« L’amour des premières années agissait comme un maquillage qui se dissipait. » Bernard et Jacinthe forment un couple depuis 30 ans. Ex-libraire retraité, il approche de la soixantaine, tandis que Jacinthe, jeune quinquagénaire, enseigne à l’université.
C’est l’hiver, Bernard ne sort jamais et s’adonne à son activité favorite, la lecture, jusqu’au jour où lui vient le goût d’écrire. D’abord indécis quant au sujet, s’impose à lui celui de la transformation de sa femme, changement qui l’inquiète et l’indispose.
D’où lui vient donc cette coquetterie, inhabituelle chez elle ? Robe rouge, cheveux en liberté, vernis à ongles. Et cette jovialité qui se dégage d’elle ? Sans compter son nouveau dada, la course et les menus protéinés, alors qu’elle n’avait jamais pratiqué de sport. Il fait encore nuit quand elle se lève pour aller courir, jour après jour. Ça ne durera pas, espère-t-il, au point de se réjouir lorsqu’elle se foule une cheville. Qu’elle revienne à son immobilité et à sa tristesse d’antan !
La détermination de Jacinthe a tôt fait d’anéantir le vœu de son conjoint jaloux. Les doléances de Bernard tracent de lui un portrait pitoyable que corrobore une réplique de Jacinthe, énervée par les mauvaises habitudes dont il n’arrive pas à se défaire : alcool, surpoids, laisser-aller, etc. Bref, le portrait d’un homme de routine, immobile et ennuyeux, tandis qu’elle a envie, elle, de découvrir ses limites, de s’alléger en laissant s’évaporer la sueur, image empruntée à la métaphore de la course. L’autoportrait du narrateur s’avère accablant. Se rend-il compte qu’il ne se donne pas le beau rôle, qu’il s’attire tous les blâmes ? Même le chaton, qu’il se procure pour apporter un peu de mouvement et de chaleur en l’absence de Jacinthe, s’en méfie. Seul le marchand de tabac, qui méprise les femmes, le comprend. Il lui conseille de se venger.
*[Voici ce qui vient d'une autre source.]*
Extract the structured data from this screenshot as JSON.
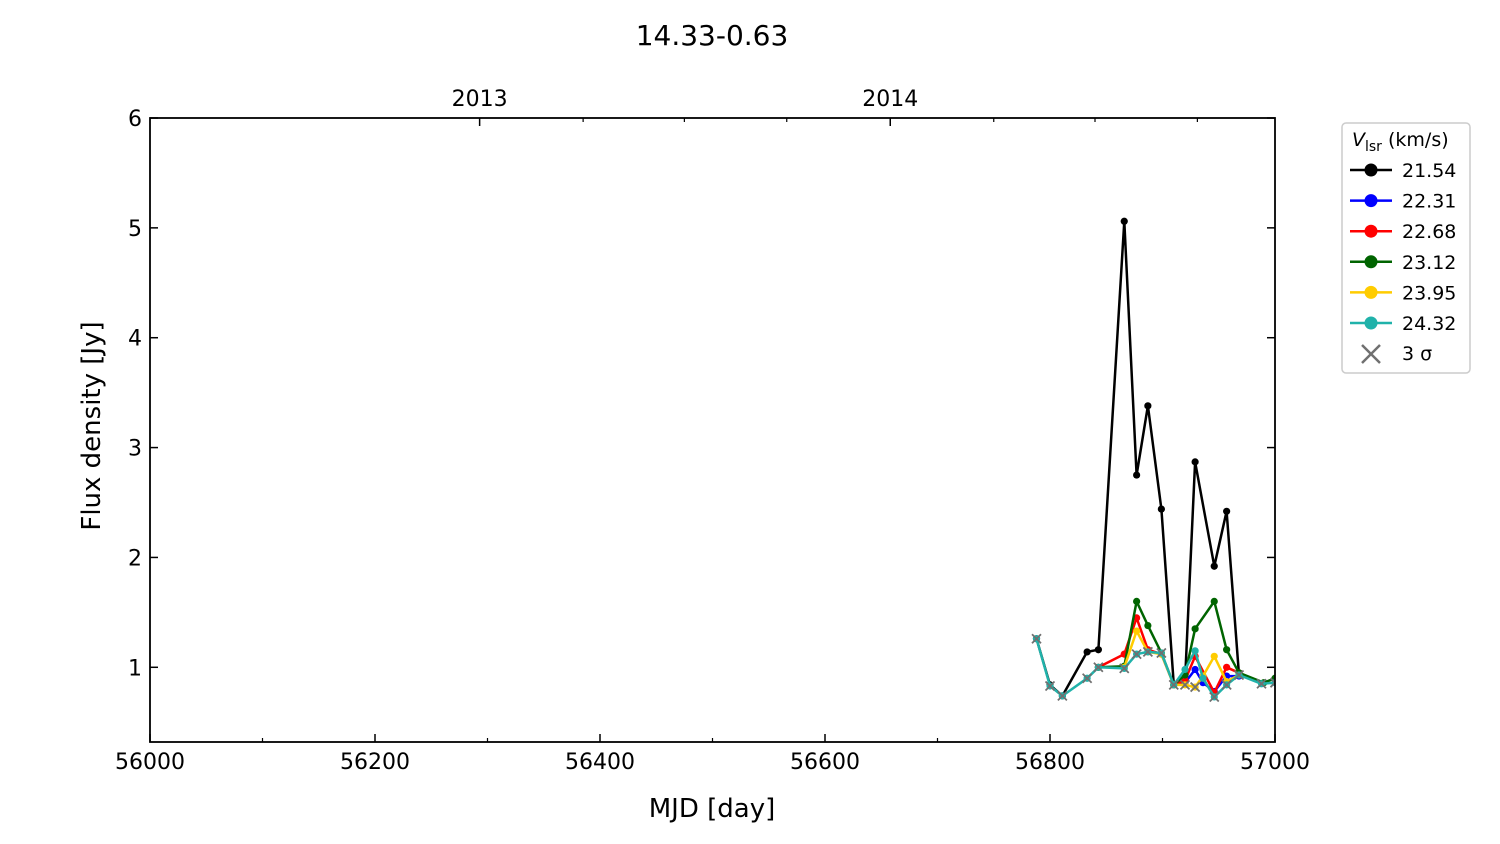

Roman d’un réalisme éloquent que cette histoire du naufrage d’un couple. Pas de cris, ni d’assiettes cassées. Place plutôt à de petites mesquineries, à la rancune, au ressentiment, aux silences lourds. Et, surtout, au refus de voir l’autre exister en dehors de soi. Tous ces petits riens qui s’accumulent pour créer un écart infranchissable. C’est ce que suggère l’avant-dernier chapitre, intitulé « Ananké » – du nom de la déesse grecque personnifiant la destinée –, auquel préludait l’épigraphe tirée du Journal extime de Michel Tournier : « Le temps détruit tout. Tout ce que nous aimons. Tous ceux que nous aimons ».
Anne Genest s’avère une autrice talentueuse par son art de raconter avec vivacité des scènes de la vie ordinaire. Son roman, le deuxième, ne laisse pas indifférent.